Aon Benfield CEO says we have reached the “end of the journey” for reinsurance broker consolidation. But he predicts more reinsurer mergers.
Andrew Appel, chief executive officer of Aon Benfield, said the industry had “reached the end of the journey for reinsurance broker consolidations. I’m not sure that there are many natural combinations left,” he said, speaking to journalists in London on 17 April.
Rival broker Guy Carpenter recently announced a deal to buy Collins, the world's seventh largest reinsurance broker. From 1 April reinsurance broker Carvill withdrew from placing any new business. Appel’s company is currently digesting its $1.5bn merger with Benfield, which gives Aon Benfield the largest market share. Aon previously also bought Gallagher Re.
However, Appel did foresee more consolidation among reinsurers, especially Bermudians: “There is a natural opportunity for some combinations in Bermuda. For our five combinations would be good for the market,” he said. He sees a “once in a generation opportunity for players to emerge in the top ten", as reinsurers shift their positions. Appel denied that reinsurer consolidations are bad for clients by offering less choice. “Whether there are 60 reinsurers or 50 reinsurers its still a very competitive market,” he said.

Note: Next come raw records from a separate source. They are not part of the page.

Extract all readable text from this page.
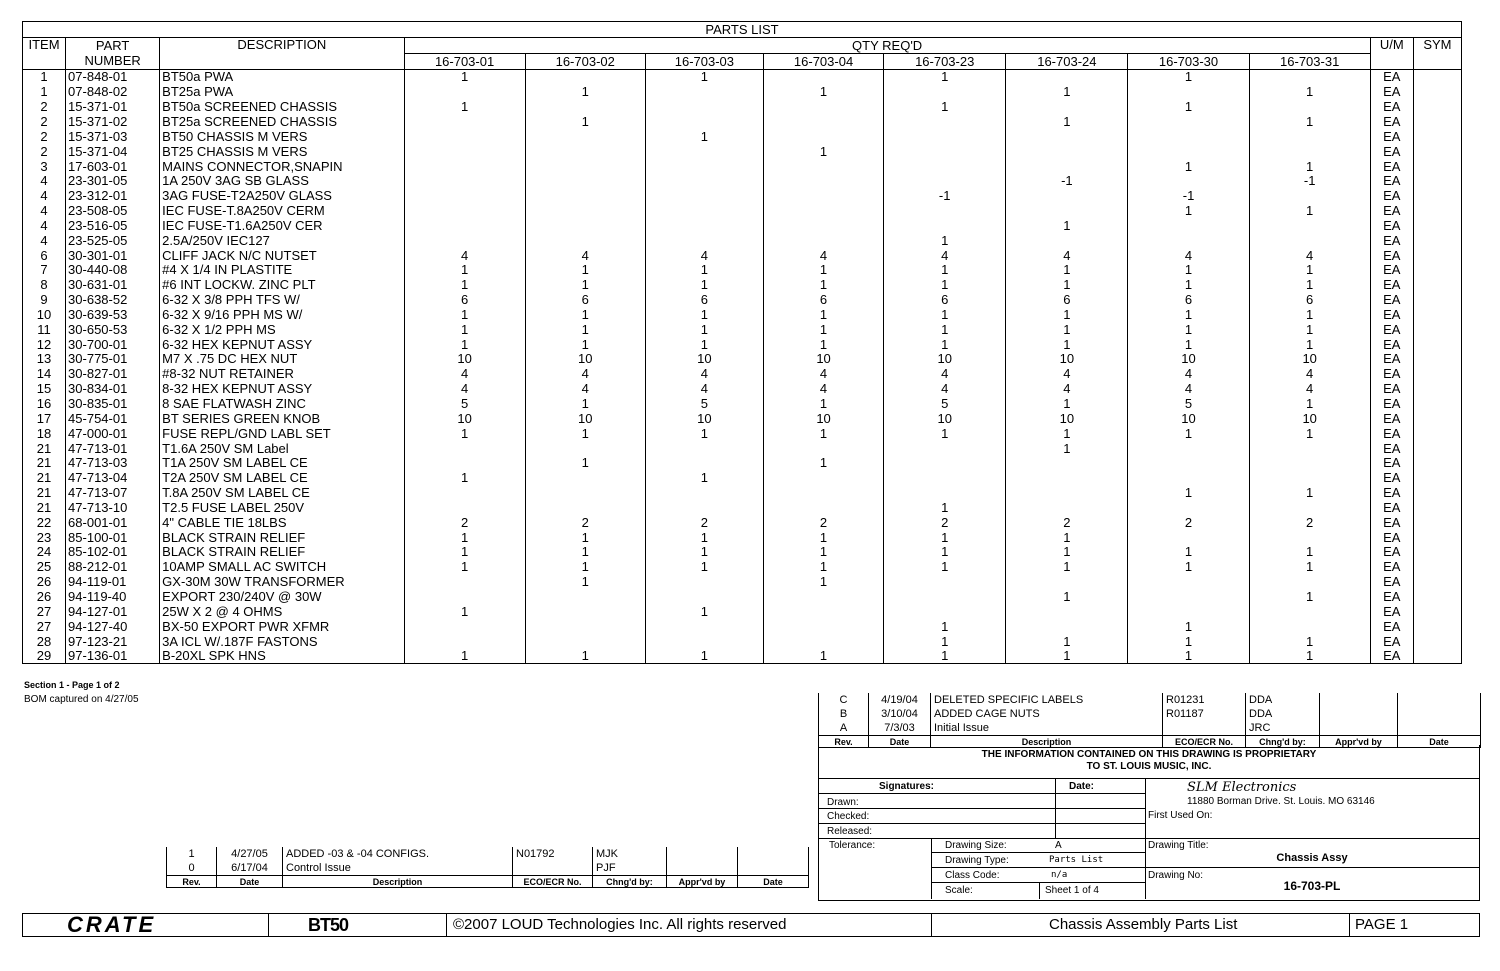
PARTS LIST												
ITEM	PART NUMBER	DESCRIPTION	QTY REQ'D								U/M	SYM
			16-703-01	16-703-02	16-703-03	16-703-04	16-703-23	16-703-24	16-703-30	16-703-31		
1	07-848-01	BT50a PWA	1		1		1		1		EA	
1	07-848-02	BT25a PWA		1		1		1		1	EA	
2	15-371-01	BT50a SCREENED CHASSIS	1				1		1		EA	
2	15-371-02	BT25a SCREENED CHASSIS		1				1		1	EA	
2	15-371-03	BT50 CHASSIS M VERS			1						EA	
2	15-371-04	BT25 CHASSIS M VERS				1					EA	
3	17-603-01	MAINS CONNECTOR,SNAPIN							1	1	EA	
4	23-301-05	1A 250V 3AG SB GLASS						-1		-1	EA	
4	23-312-01	3AG FUSE-T2A250V GLASS					-1		-1		EA	
4	23-508-05	IEC FUSE-T.8A250V CERM							1	1	EA	
4	23-516-05	IEC FUSE-T1.6A250V CER						1			EA	
4	23-525-05	2.5A/250V IEC127					1				EA	
6	30-301-01	CLIFF JACK N/C NUTSET	4	4	4	4	4	4	4	4	EA	
7	30-440-08	#4 X 1/4 IN PLASTITE	1	1	1	1	1	1	1	1	EA	
8	30-631-01	#6 INT LOCKW. ZINC PLT	1	1	1	1	1	1	1	1	EA	
9	30-638-52	6-32 X 3/8 PPH TFS W/	6	6	6	6	6	6	6	6	EA	
10	30-639-53	6-32 X 9/16 PPH MS W/	1	1	1	1	1	1	1	1	EA	
11	30-650-53	6-32 X 1/2 PPH MS	1	1	1	1	1	1	1	1	EA	
12	30-700-01	6-32 HEX KEPNUT ASSY	1	1	1	1	1	1	1	1	EA	
13	30-775-01	M7 X .75 DC HEX NUT	10	10	10	10	10	10	10	10	EA	
14	30-827-01	#8-32 NUT RETAINER	4	4	4	4	4	4	4	4	EA	
15	30-834-01	8-32 HEX KEPNUT ASSY	4	4	4	4	4	4	4	4	EA	
16	30-835-01	8 SAE FLATWASH ZINC	5	1	5	1	5	1	5	1	EA	
17	45-754-01	BT SERIES GREEN KNOB	10	10	10	10	10	10	10	10	EA	
18	47-000-01	FUSE REPL/GND LABL SET	1	1	1	1	1	1	1	1	EA	
21	47-713-01	T1.6A 250V SM Label						1			EA	
21	47-713-03	T1A 250V SM LABEL CE		1		1					EA	
21	47-713-04	T2A 250V SM LABEL CE	1		1						EA	
21	47-713-07	T.8A 250V SM LABEL CE							1	1	EA	
21	47-713-10	T2.5 FUSE LABEL 250V					1				EA	
22	68-001-01	4" CABLE TIE 18LBS	2	2	2	2	2	2	2	2	EA	
23	85-100-01	BLACK STRAIN RELIEF	1	1	1	1	1	1			EA	
24	85-102-01	BLACK STRAIN RELIEF	1	1	1	1	1	1	1	1	EA	
25	88-212-01	10AMP SMALL AC SWITCH	1	1	1	1	1	1	1	1	EA	
26	94-119-01	GX-30M 30W TRANSFORMER		1		1					EA	
26	94-119-40	EXPORT 230/240V @ 30W						1		1	EA	
27	94-127-01	25W X 2 @ 4 OHMS	1		1						EA	
27	94-127-40	BX-50 EXPORT PWR XFMR					1		1		EA	
28	97-123-21	3A ICL W/.187F FASTONS					1	1	1	1	EA	
29	97-136-01	B-20XL SPK HNS	1	1	1	1	1	1	1	1	EA	
Section 1 - Page 1 of 2
BOM captured on 4/27/05	C	4/19/04	DELETED SPECIFIC LABELS	R01231	DDA		
B	3/10/04	ADDED CAGE NUTS	R01187	DDA		
A	7/3/03	Initial Issue		JRC		
Rev.	Date	Description	ECO/ECR No.	Chng'd by:	Appr'vd by	Date
THE INFORMATION CONTAINED ON THIS DRAWING IS PROPRIETARY
TO ST. LOUIS MUSIC, INC.
Signatures:	Date:
Drawn:
Checked:
Released:
Tolerance:
SLM Electronics
11880 Borman Drive. St. Louis. MO 63146
First Used On:
Drawing Size:	A
Drawing Type:	Parts List
Class Code:	n/a
Scale:	Sheet 1 of 4
Drawing Title:
Chassis Assy
Drawing No:
16-703-PL
1	4/27/05	ADDED -03 & -04 CONFIGS.	N01792	MJK		
0	6/17/04	Control Issue		PJF		
Rev.	Date	Description	ECO/ECR No.	Chng'd by:	Appr'vd by	Date
CRATE	BT50	©2007 LOUD Technologies Inc. All rights reserved	Chassis Assembly Parts List	PAGE 1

Of Aon's merger with Benfield, Appel said that “99% plus of our clients have been positive” about it. Clients were benefitting from the global scope of the advice, he argued.
Aon Benfield has already announced that over two years it will shed between 500 and 700 staff, from a total of about 4500. Appel said that the combined firm was not losing key personnel. “Of the top 150 leadership positions, easily more than 95% have stayed,” he said. However, he admitted that there could be more senior departures over the next year.
Appel acknowledged that there were cultural differences between the two firms. Benfield was known for an “open, collaborative” culture and was strong in marketing, whereas Aon’s culture was “more technically deep, academically oriented” and had probably “gotten less mileage out of its investments” compared with Benfield.
He denied that Aon had paid too much, at $1.5bn, for Benfield, because reinsurance rates had hardened since the deal, and reinsurance brokers’ share prices had performed well relative to the market.